|Introduction, pg 4, lines 15 – 35: I found this revised section a little misleading. I think this could be rectified if the magnitudes of modelled to measured HO2 (and modelled to measured p(O3)) disagreement are compared in absolute terms. In the Tan et al (2017) study, modelled and measured HO2 agree within uncertainty at 6 ppbv NO. By eye, (but the authors can provide an accurate number) at 6 ppbv NO in this study P(O3) measured is ~20 ppb hr-1 greater than modelled. The Tan et al (2017) study does not support the magnitude of the P(O3) discrepancy reported in this work and this needs to be reflected in the Introduction.|
The authors have made some attempts to improve the corrections applied to the raw MOPS data by limiting times when RH was below 70%. It is not obvious from looking at the latest time-series in Figure 1 that the MOPS data coverage presented has reduced. Was this threshold RH already applied before the initial submission?
There is still a lot of uncertainty associated with all the corrections applied, however. The authors state that the negative ozone production rates are ‘roughly correlated with temperature, relative humidity, or actinic flux’. Could the authors provide an equation of the form:
Artificial signal = Temperature × a(±b) + RH × c(±d) + hν × e(±f)
This will provide some confidence in the corrections applied.
Related to this point, the authors discuss the days chosen for the zero measurements: ‘zeros that were taken only on days with diurnal patterns and absolute values of relative humidity that are similar to most MOPS measurements days’. The authors need to be specific here, what do they mean by ‘similar’ and ‘most’? Furthermore, this statement begs the question, how similar was temperature and actinic flux on these days also given the correlation with these parameters too?
It is not clear in Figure S2 which line relates to which RH?
Section 3.3 is much improved from the initial submission, however, a couple of modifications are needed:
Pg 12, line 32: ‘either all of these measurements methods contain similar artifacts..’ this argument does not hold. Why, if this is an instrumental problem rather than missing chemistry does this have to relate to a similar artifact? Rather, the MOPS artificial signal may derive from heterogeneous production of radicals or radical precursors whilst the previous FAGE measurements could be influenced by an RO2 interference. This sentence needs to be modified to reflect this.
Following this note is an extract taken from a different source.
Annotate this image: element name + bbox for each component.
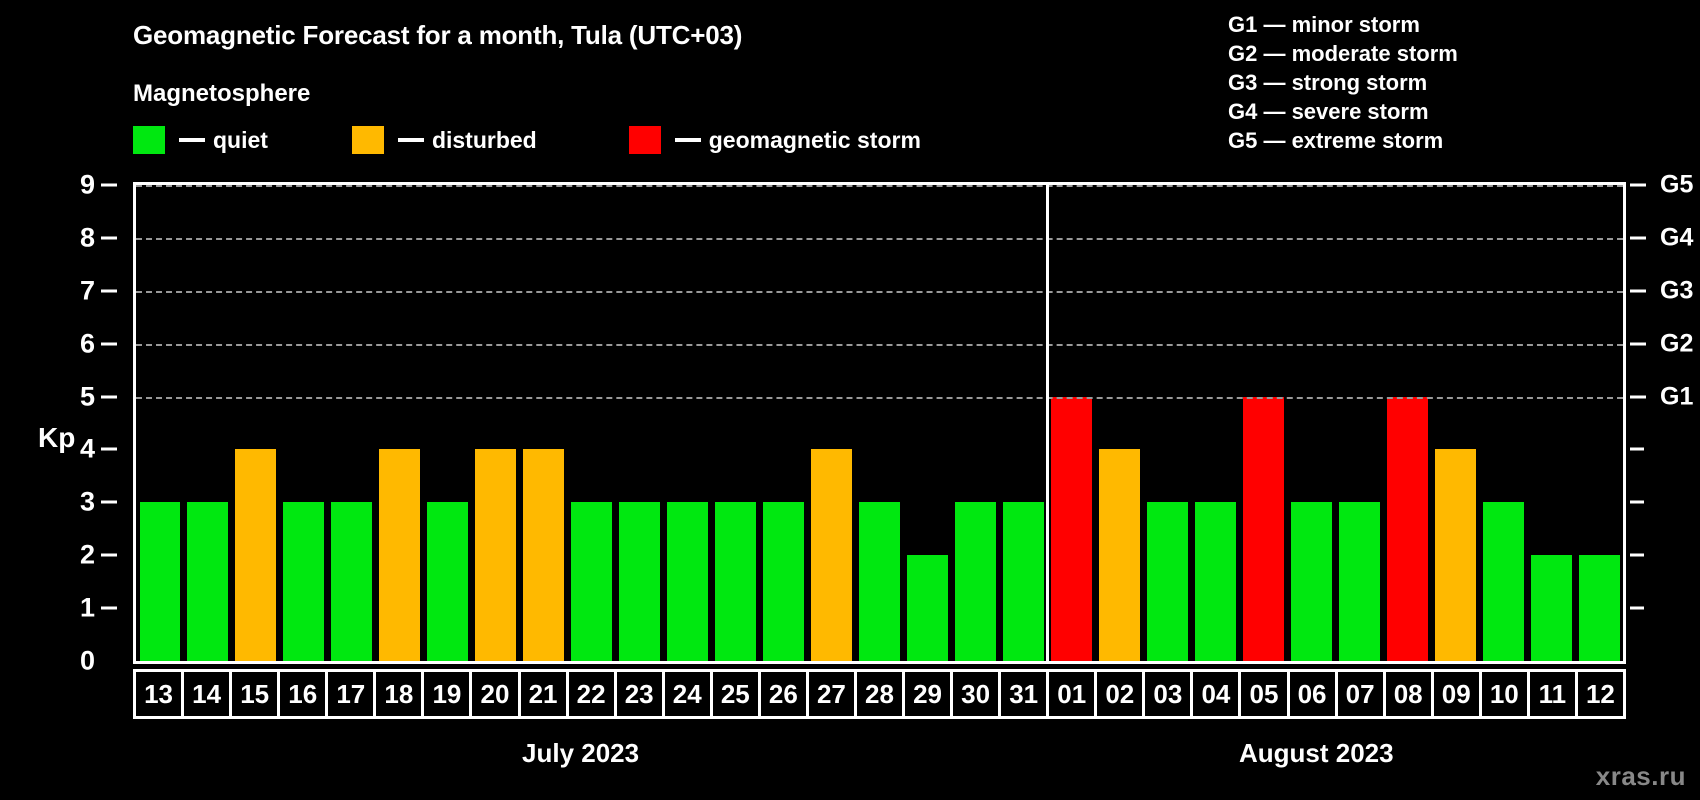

The authors argue that the positive excursion in P(O3) is apparent even before the zero correction is applied and use this as evidence that the positive excursion is not an instrumental artefact (pg 12, lines 22 – 27). I do not agree with this reasoning. It may be true that the zero correction is not inducing this positive P(O3) observed in the mronings, but other artifacts, for example, artifacts induced by heterogeneous NO2 reactions in the chamber could be contributing to this signal. The authors mention on Pg 7, line 25 ‘excess HONO of up to five times ambient values was measured in the MOPS chambers’ and that the ‘production mechanism has not been identified’ Really, systematic laboratory studies are needed to determine the absolute magnitude of this heterogeneous HONO production as a function of NOx. Failing that, the authors should at least modify the discussion in section 3.3.1 to reflect the fact that the model measurement discrepancy at high NOx could be caused by a currently unidentified HONO (or radical) production mechanisms in the MOPS that may not necessarily scale with NOx as assumed in section 3.3.1.
Figure 6, Some comment is needed about why P(O3) in the MCM3.3.1 RO2=0.0005x[NOx] scenario is lower (despite [RO2] concentrations being higher) than the base MCM case in the afternoon.
Also the scenario where RO2+NO HO2 + NO2 is not shown in Figure 6 as indicated in lines 27, 28, pg 16 (unless it is represented by the green dashed line, in which case the legend needs correcting).